With all the excitement over the EU’s AI Act and the UK’s data protection reforms, there is another piece of legislation coming into force soon which may have been somewhat overlooked – the EU’s so-called Data Act. It’s quite a complex piece of legislation and if you start looking into it you’ll end up down a rabbit hole, so we’ll try to keep things simple in this article.
Also known as Regulation (EU) 2023/2854, the Data Act establishes new harmonised rules on access to data, switching cloud providers and interoperability requirements across the EU. Data in this context means both personal and non-personal data.
It applies to companies operating and managing connected products or related services in the EU, even if they are not based in the EU.
What does the Regulation do?
The new rules enable users of connected products to access the data generated by these devices and to share such data with third parties. Products put on the market after 12 September 2026 must be designed with this data sharing in mind, although there is flexibility about how data can be provided to a consumer. Certain pre-contractual information must also be given to consumers.
Public sector bodies will be able to access and use data held by the private sector to help respond to public emergencies such as floods and wildfires, or when implementing a legal mandate where the required data is not readily available through other means.
For contracts entered into after 12 September 2025, the Data Act bans unfair contractual terms in data sharing contracts that one contracting party unilaterally imposes on the other. A standard term can be considered unfair if its use grossly deviates from good commercial practice in data access and use, contrary to good faith and fair dealing. The Act also includes a blacklist (terms which are always unfair) and a grey list of clauses (unfair unless shown not to be). It isn’t clear how these requirements would apply to an English law contract. The European Commission is due to publish non-mandatory standard contractual clauses for data processing service contracts by 12 September 2025. From September 2027, these requirements will also apply retrospectively to any contract (ie not just those entered into after 12 September 2025) if they provide for an indefinite term or are due to expire 10 years from 11 January 2024 at the earliest. Contracts with consumers will be subject to consumer protection laws but the Data Act requires all B2B data sharing contracts to be on terms that are fair, reasonable and non-discriminatory (FRAND) and imposes a reverse burden of proof on data holders to prove that their terms and conditions are non-discriminatory. SCL readers will be aware that FRAND terms in the IP licensing area have been fraught with difficulty.

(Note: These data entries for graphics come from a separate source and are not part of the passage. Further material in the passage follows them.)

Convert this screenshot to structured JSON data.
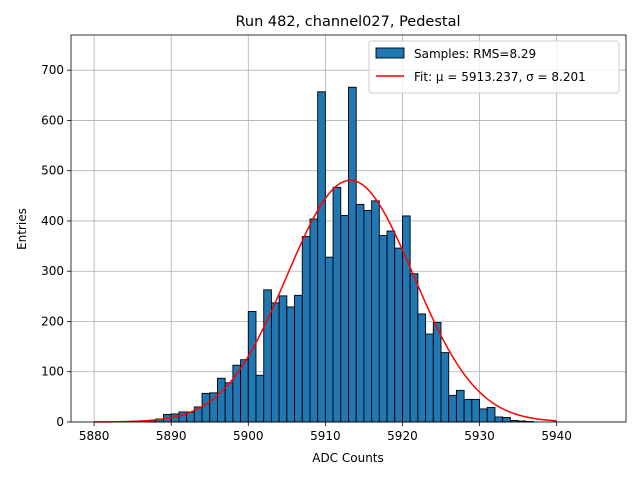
{
  "chart_data": {
    "type": "bar",
    "title": "Run 482, channel027, Pedestal",
    "xlabel": "ADC Counts",
    "ylabel": "Entries",
    "xlim": [
      5877,
      5949
    ],
    "ylim": [
      0,
      770
    ],
    "xticks": [
      5880,
      5890,
      5900,
      5910,
      5920,
      5930,
      5940
    ],
    "yticks": [
      0,
      100,
      200,
      300,
      400,
      500,
      600,
      700
    ],
    "grid": true,
    "legend_position": "top-right",
    "colors": {
      "bars": "#1f77b4",
      "fit": "#ff0000",
      "edge": "#000000"
    },
    "histogram": {
      "name": "Samples: RMS=8.29",
      "bin_edges_start": 5880,
      "bin_width": 1,
      "counts": [
        0,
        0,
        0,
        0,
        0,
        0,
        0,
        3,
        6,
        15,
        16,
        20,
        20,
        30,
        57,
        58,
        87,
        78,
        113,
        124,
        220,
        93,
        263,
        237,
        251,
        229,
        252,
        369,
        404,
        657,
        328,
        467,
        411,
        666,
        433,
        421,
        440,
        371,
        380,
        346,
        410,
        295,
        215,
        175,
        198,
        138,
        53,
        63,
        45,
        45,
        26,
        29,
        10,
        9,
        3,
        2,
        1,
        0,
        0,
        0
      ]
    },
    "fit": {
      "name": "Fit: μ = 5913.237, σ = 8.201",
      "mu": 5913.237,
      "sigma": 8.201,
      "amplitude": 481,
      "x_range": [
        5880,
        5940
      ]
    }
  }
}
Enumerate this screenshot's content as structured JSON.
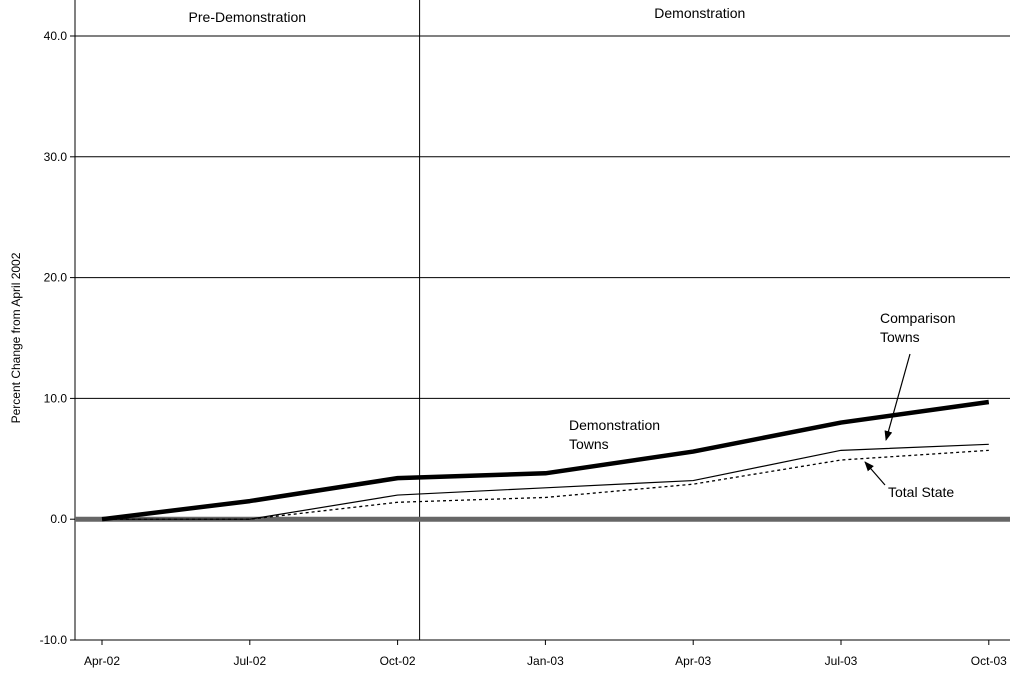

Furthermore, the Data Act aims to allow customers to switch seamlessly (and free of charge from January 2027) between different cloud providers. This aims to promote competition and choice on the market while preventing vendor lock-in. However, although fees related to the actual switching process will not longer be permitted, early termination charges can still be levied as long as they are proportionate with the loss a supplier makes because someone terminates a contract early, eg the balance of a subscription.
The Data Act also includes safeguards against unlawful requests by third-country authorities to transfer or access non-personal data held in the EU.
Finally, the Data Act introduces measures to promote the development of interoperability standards for data-sharing and for data processing services, in line with the EU’s standardisation strategy.
The Data Act reviews certain aspects of the Database Directive, which was created in the 1990s to protect investments in the structured presentation of data. It clarifies that the directive cannot be used to prevent data generated by a connected product or related service from being accessed.
Data holders will want to make sure that if they disclose data that it cannot be used to create competing products and/or train AI models. However, they will only be able to refuse requests to share their trade secrets in exceptional circumstances. But they can agree proportionate technical and organisational measures (for example, confidentiality agreements, model contractual terms, access protocols, technical standards, and codes of conduct) to protect their interests. There are limited rights to refuse disclosure altogether. As a result, as well as FRAND it is likely that there will be a lot of litigation in this area in future.
Enforcement
Each member state must assign at least one competent authority to enforce the Act. If a company is established in multiple member states, it will be subject to the regulator in the member state where it has its main establishment. Each member state must also set out penalties for violations of the Data Act, so they can vary between member states. The European Commission plays a supportive role in enforcement. It hosts the European Data Innovation Board, an expert group which facilitates cooperation between competent authorities, promotes best practices and common approaches in enforcement.
Non-EU companies need to appoint a representative in the EU, like the requirement under the GDPR.
What next?
The Data Act presents compliance challenges for companies, especially as its interaction with other EU and national laws is complex, such as with the EU Digital Operational Resilience Act, the GDPR, and the NIS 2 Directive, and the new Data Use and Access Act in the UK (which will introduce “smart data schemes”). The European Commission has made clear that the GDPR takes precedence over the Data Act. It has also published FAQs here which may help companies to plan.
Companies should work out if they come within the scope of the Data Act. If they do, they need to consider the design of their connected products in time for September 2026 and to make sure that data will be accessible by users. They also need to review their contracts to make sure that they don’t contain unfair terms and their business processes to make sure they can receive and deal with requests for data. Also consider if any data is a crown jewel and needs to be protected.